For those who listened to and were engrossed by the podcast Dirty John, based on the reporting of L.A. Times journalist Christopher Goffard, Bravo’s new miniseries captures the same absorbing sense of mystery and strangeness without feeling repetitive. For those who are new to the story, well, prepare thyselves for this tawdry true crime story that is both fascinating and infuriating. The series, like the podcast, is framed by a murder, though of whom and by whom are at that point a mystery. From there we are introduced to a wealthy Orange County businesswoman, Debra Newell, a multiple-divorcee who finally thinks she has met Mr. Right in the titular John Meehan. But with a title like Dirty John, you can safely assume that things will not go quite as planned.
The series plays out like a long Lifetime movie, but is elevated by its outstanding cast. Connie Britton portrays the kind but misguided Debra, and Eric Bana takes the role of the charming, handsome, and manipulative John. Every Newell woman is shown to be kind but lost in a fantasy, including Debra’s mother (Jean Smart) and her youngest daughter Terra (Julia Garner). The only sharp edge comes from Debra’s older daughter Veronica (Juno Temple), the one person who sees through John immediately and then acts to try and stop him. (Veronica is inspired by Debra’s real-life daughter Jacquelyn, who comes off better in the podcast than in the series, and is one of several participants in the story who didn’t allow the use of their real name in the show).
Things with John and Debra unravel quickly, but this comes after an exceptionally fast escalation in their relationship. John essentially sweeps Debra off of her feet; he’s a charming schlub who makes a lot of mistakes but seems to own up to them and apologize genuinely. But it’s clear from the very start how John works to alienate the wealthy Debra from her family, showering her with love and doting on her, making her feel special and understood. All the while, he’s closing in on her, something that you want to scream at Debra for — not because she doesn’t see it, but because she does see it and forgives him for it.
The characters of Dirty John are fascinating, particularly Debra and especially because of her willful ignorance. As the stories of John’s exes and some of his past transgression begin to weave into the story though, it paints a clear pattern of a man whose boldness and attractiveness have allowed him to manipulate woman after woman to get what he wants. What exactly that is isn’t always clear, but what is clear is that he’s a scumbag loser who presents himself as whatever his mark wants him to be. His lies are easy to buy into because the women want them to be real. It’s easy to judge, and so much harder to acknowledge our own experiences with people we keep giving chances to despite knowing better.
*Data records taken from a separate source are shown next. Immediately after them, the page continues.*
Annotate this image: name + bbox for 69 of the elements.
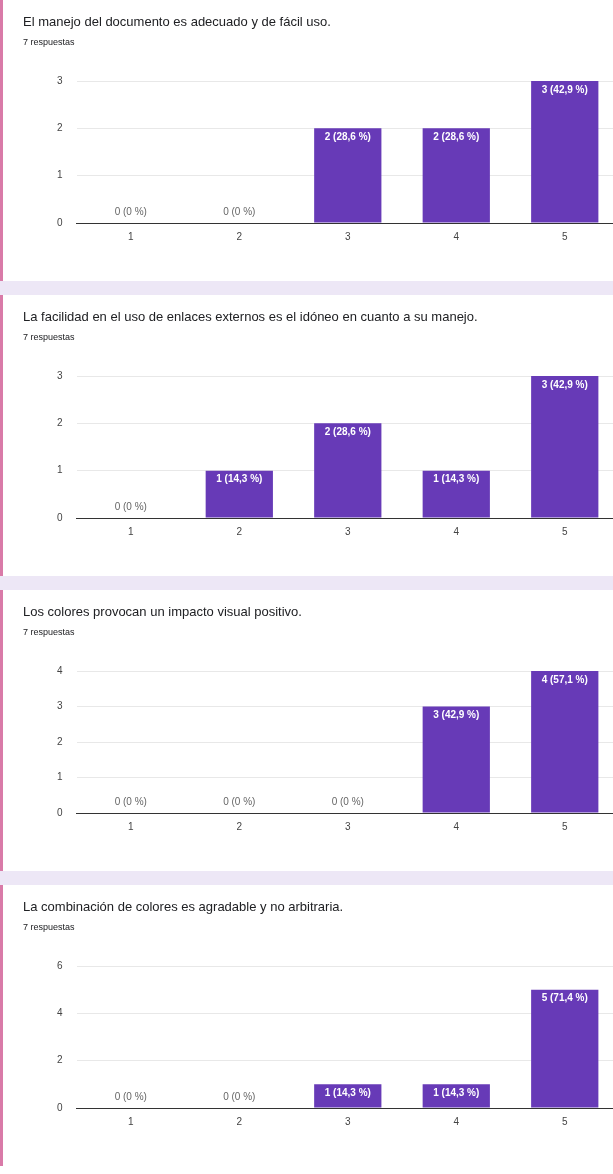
data-label: 0 (0 %) [223, 1090, 256, 1102]
y-tick-label: 6 [57, 959, 63, 971]
data-label: 3 (42,9 %) [541, 378, 588, 390]
data-label: 0 (0 %) [223, 205, 256, 217]
y-tick-label: 1 [57, 464, 63, 476]
y-tick-label: 1 [57, 169, 63, 181]
data-label: 1 (14,3 %) [324, 1087, 371, 1099]
x-tick-label: 4 [453, 1115, 460, 1127]
y-tick-label: 3 [57, 74, 63, 86]
x-tick-label: 3 [345, 525, 351, 537]
data-label: 4 (57,1 %) [541, 673, 588, 685]
data-label: 3 (42,9 %) [541, 83, 588, 95]
x-tick-label: 2 [236, 1115, 243, 1127]
x-tick-label: 2 [236, 820, 243, 832]
data-label: 0 (0 %) [114, 205, 147, 217]
chart-subtitle: 7 respuestas [23, 627, 76, 637]
x-tick-label: 1 [128, 230, 135, 242]
bar [205, 470, 273, 518]
chart-subtitle: 7 respuestas [23, 37, 76, 47]
chart-title: La facilidad en el uso de enlaces externos es el idóneo en cuanto a su manejo. [23, 309, 479, 324]
bar [314, 423, 382, 518]
chart-title: Los colores provocan un impacto visual positivo. [23, 604, 303, 619]
data-label: 0 (0 %) [331, 795, 364, 807]
data-label: 1 (14,3 %) [216, 473, 263, 485]
y-tick-label: 4 [57, 1007, 63, 1019]
bar [422, 470, 490, 518]
y-tick-label: 0 [57, 1101, 63, 1113]
y-tick-label: 0 [57, 216, 63, 228]
x-tick-label: 1 [128, 820, 135, 832]
y-tick-label: 3 [57, 700, 63, 712]
x-tick-label: 4 [453, 525, 460, 537]
x-tick-label: 3 [345, 1115, 351, 1127]
x-tick-label: 5 [561, 525, 568, 537]
x-tick-label: 4 [453, 230, 460, 242]
data-label: 1 (14,3 %) [433, 1087, 480, 1099]
data-label: 0 (0 %) [114, 1090, 147, 1102]
y-tick-label: 1 [57, 771, 63, 783]
x-tick-label: 4 [453, 820, 460, 832]
chart-title: El manejo del documento es adecuado y de fácil uso. [23, 14, 332, 29]
data-label: 3 (42,9 %) [433, 709, 480, 721]
y-tick-label: 3 [57, 369, 63, 381]
y-tick-label: 2 [57, 122, 63, 134]
data-label: 2 (28,6 %) [324, 426, 371, 438]
x-tick-label: 2 [236, 230, 243, 242]
x-tick-label: 5 [561, 820, 568, 832]
data-label: 0 (0 %) [114, 795, 147, 807]
y-tick-label: 0 [57, 806, 63, 818]
data-label: 0 (0 %) [114, 500, 147, 512]
y-tick-label: 2 [57, 735, 63, 747]
y-tick-label: 0 [57, 511, 63, 523]
x-tick-label: 3 [345, 230, 351, 242]
x-tick-label: 1 [128, 1115, 135, 1127]
data-label: 0 (0 %) [223, 795, 256, 807]
x-tick-label: 1 [128, 525, 135, 537]
data-label: 1 (14,3 %) [433, 473, 480, 485]
y-tick-label: 2 [57, 1054, 63, 1066]
data-label: 2 (28,6 %) [433, 131, 480, 143]
x-tick-label: 3 [345, 820, 351, 832]
chart-title: La combinación de colores es agradable y no arbitraria. [23, 899, 345, 914]
data-label: 5 (71,4 %) [541, 992, 588, 1004]
chart-subtitle: 7 respuestas [23, 922, 76, 932]
x-tick-label: 2 [236, 525, 243, 537]
y-tick-label: 2 [57, 417, 63, 429]
y-tick-label: 4 [57, 664, 63, 676]
chart-subtitle: 7 respuestas [23, 332, 76, 342]
data-label: 2 (28,6 %) [324, 131, 371, 143]
x-tick-label: 5 [561, 230, 568, 242]
x-tick-label: 5 [561, 1115, 568, 1127]
bar [531, 376, 599, 518]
Dirty John is very entertaining, though it’s not without faults. It doesn’t dig very deep, or present Debra’s daughters as full characters (their main roles are to look confused or upset, which is a waste of big talent), and its storytelling can be a little convoluted. But it never claims to be high art. The show’s placement on Bravo really tells the story — if this was trying to be a prestige drama, then NBC might have put it elsewhere. It’s a crazy true story, but one that’s hard to call “fun” because it’s about an unstable man taking advantage of a woman and ruining her life. The cast is also too good to call the series a guilty pleasure (although Juno Temple sometimes seems to be on a different, much campier show), but there’s something so utterly ridiculous about the gilt-y lifestyle of Debra Newell and the frothy-minded way she and her family think sometimes that it’s hard to believe it’s real.
Even for those who (like myself) were fans of the podcast and thus know the beats of the story (the TV series is structured similarly to the podcast, although not all of the asides to John’s past work particularly coherently), Bravo’s Dirty John proves to be just as engrossing the second time around. It’s not just the strength of the cast, which is immense, or in the way Alexandra Cunningham has adapted the story. It’s in the truly Californian portrayal of a bright, lavish world that Debra has built as her castle in the sky, one that becomes hellishly tainted by deceit and a hailstorm of red flags. Yet after watching the three episodes available to critics, which brings us to the point where Debra starts to think she’s had enough, all I wanted was more.
Dirty John premieres Sunday, November 25th on Bravo.